What is Law/Gospel Theology?


Simple version:

The “proper distinction between Law and Gospel” refers to a theological rule of thumb or interpretive insight for understanding the workings of God in the world. It asserts that God operates in two distinct ways: Law and Gospel. The Law refers to that activity through which God both places demands upon us (summarized by Jesus in the two love commandments: love of God and love of neighbor) and evaluates us in accordance with those demands. Those who fall short of God’s demands are described as “sinners” and inevitably reap the due consequences of that judgment. The Gospel, by contrast, refers to that activity through which God graciously promises to reconcile sinners to himself by joining them, through faith, to the death and resurrection of Jesus Christ, the Son of God. Trusting this promise of God in Christ, sinners are adopted as children of God, regarded as holy and precious in God’s sight for Christ’s sake, and made new creatures by the power of the Holy Spirit.

The idea of a “proper” distinction between law and gospel highlights the fact that these two activities of God in the world can easily be confused or separated or overlooked or misunderstood by those of us who experience them in our daily lives.  Law is always Law and never Gospel; Gospel is always Gospel and never Law – and a person’s standing before God is ultimately determined by one or the other.  The question is always which applies to our present standing before God, Law or Gospel.  Are we relying on how well we keep the Law or are we relying on the mercy of God offered in Christ?  The proper distinction of Law and Gospel, therefore, reminds us that Christian ministry has as its goal the transfer of a person’s standing before God from Law to Gospel.
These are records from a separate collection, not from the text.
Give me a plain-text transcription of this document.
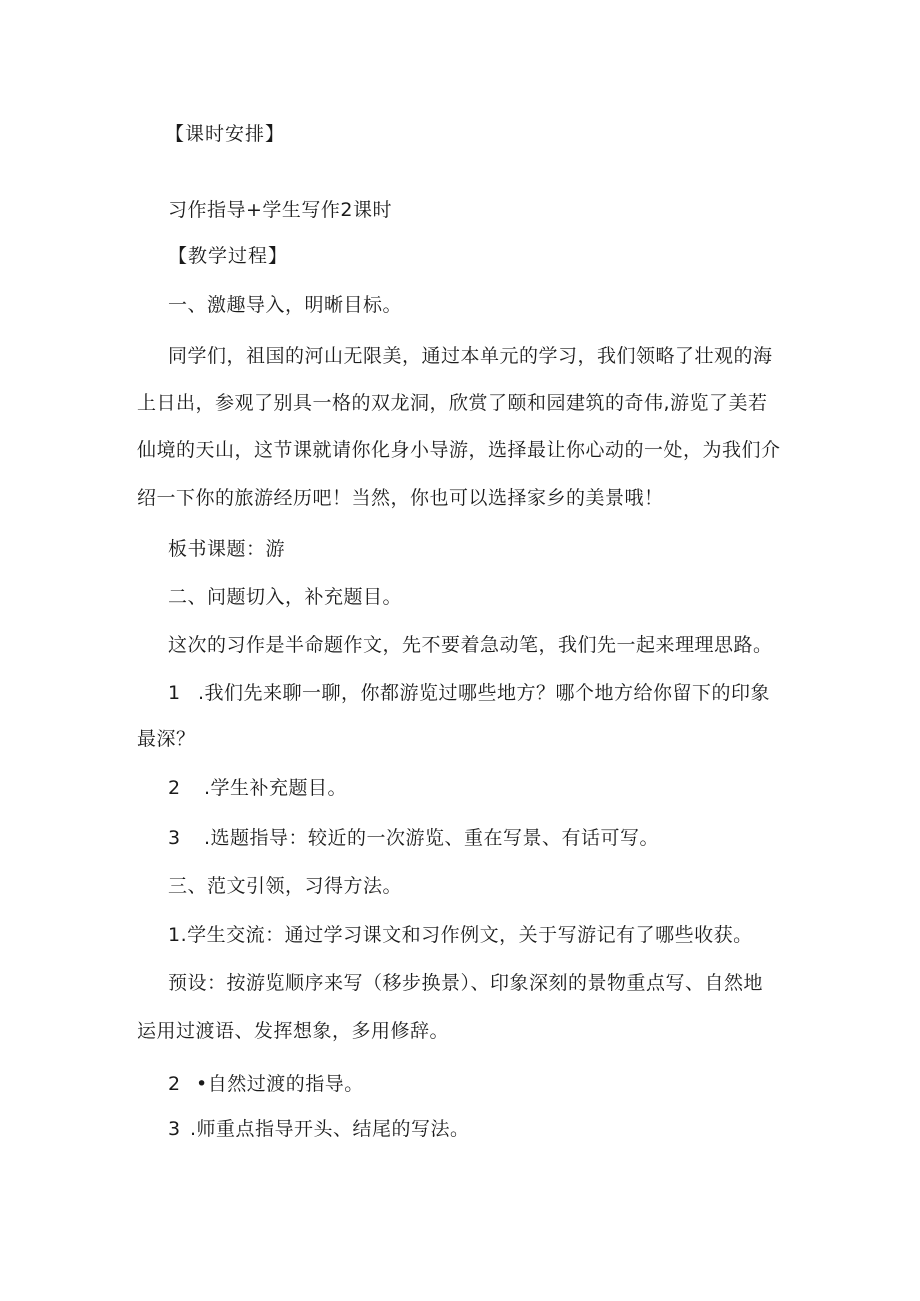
【课时安排】
习作指导+学生写作2课时
【教学过程】
一、激趣导入，明晰目标。
同学们，祖国的河山无限美，通过本单元的学习，我们领略了壮观的海
上日出，参观了别具一格的双龙洞，欣赏了颐和园建筑的奇伟,游览了美若
仙境的天山，这节课就请你化身小导游，选择最让你心动的一处，为我们介
绍一下你的旅游经历吧！当然，你也可以选择家乡的美景哦！
板书课题：游
二、问题切入，补充题目。
这次的习作是半命题作文，先不要着急动笔，我们先一起来理理思路。
1 .我们先来聊一聊，你都游览过哪些地方？哪个地方给你留下的印象
最深？
2 .学生补充题目。
3 .选题指导：较近的一次游览、重在写景、有话可写。
三、范文引领，习得方法。
1.学生交流：通过学习课文和习作例文，关于写游记有了哪些收获。
预设：按游览顺序来写（移步换景）、印象深刻的景物重点写、自然地
运用过渡语、发挥想象，多用修辞。
2 •自然过渡的指导。
3 .师重点指导开头、结尾的写法。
In the Crossings Template, the left hand column, called “the Diagnosis,” identifies the way the Law exposes the fallacies that riddle our lives: beginning with our external worldly relationships, moving to our internal personal self-assessment, culminating in an honest appraisal of our standing before God and the deadly consequences that result.  The right hand column, called “the Prognosis,” identifies how the Gospel proposes to rectify this fallacious life, picking up where the Law’s deadly consequences have left us:  beginning with God’s gracious intervention as Christ both assumes those deadly consequences on our behalf and overcomes them at Easter, moving to our receiving this grace-gift as our own by trusting the Giver, culminating in a new re-engagement with the world.   The Diagnosis tells the old story of a life under law, the Prognosis tell the new story of life under gospel.  Crossings is about having our lives transferred from left-column living to right-column living.  Because, this side of the resurrection, this transfer is always tenuous, always in danger of sliding back, the Christian life is one in which the distinction of Law and Gospel is an integral part of spiritual care.

The proper distinction between Law and Gospel is, therefore, the insight that informs both a faithful interpretation of Scripture and an honest understanding of the Christian life. It has its roots in Jesus’ own teaching as expressed in the New Testament Gospels and is the organizing insight of the New Testament Letters as they seek to ground and clarify the Christian Message for the early church and its heirs. Throughout history this rule of thumb has emerged to guide the Church when it found itself adrift on choppy theological seas: whether it be Irenaeus against the Gnostics, Athanasius against the Arians, Augustine against the Pelagians, Luther against the Neo-Pelagians, Walther against the New Measures, Elert against the Barthians or Bonhoeffer against the pseudo-Lutherans.   The Crossings Template is offered as a methodological tool to help Christians practice the art of properly distinguishing Law and Gospel as they wrestle with Scripture and think about their own vocation as Christians in the world.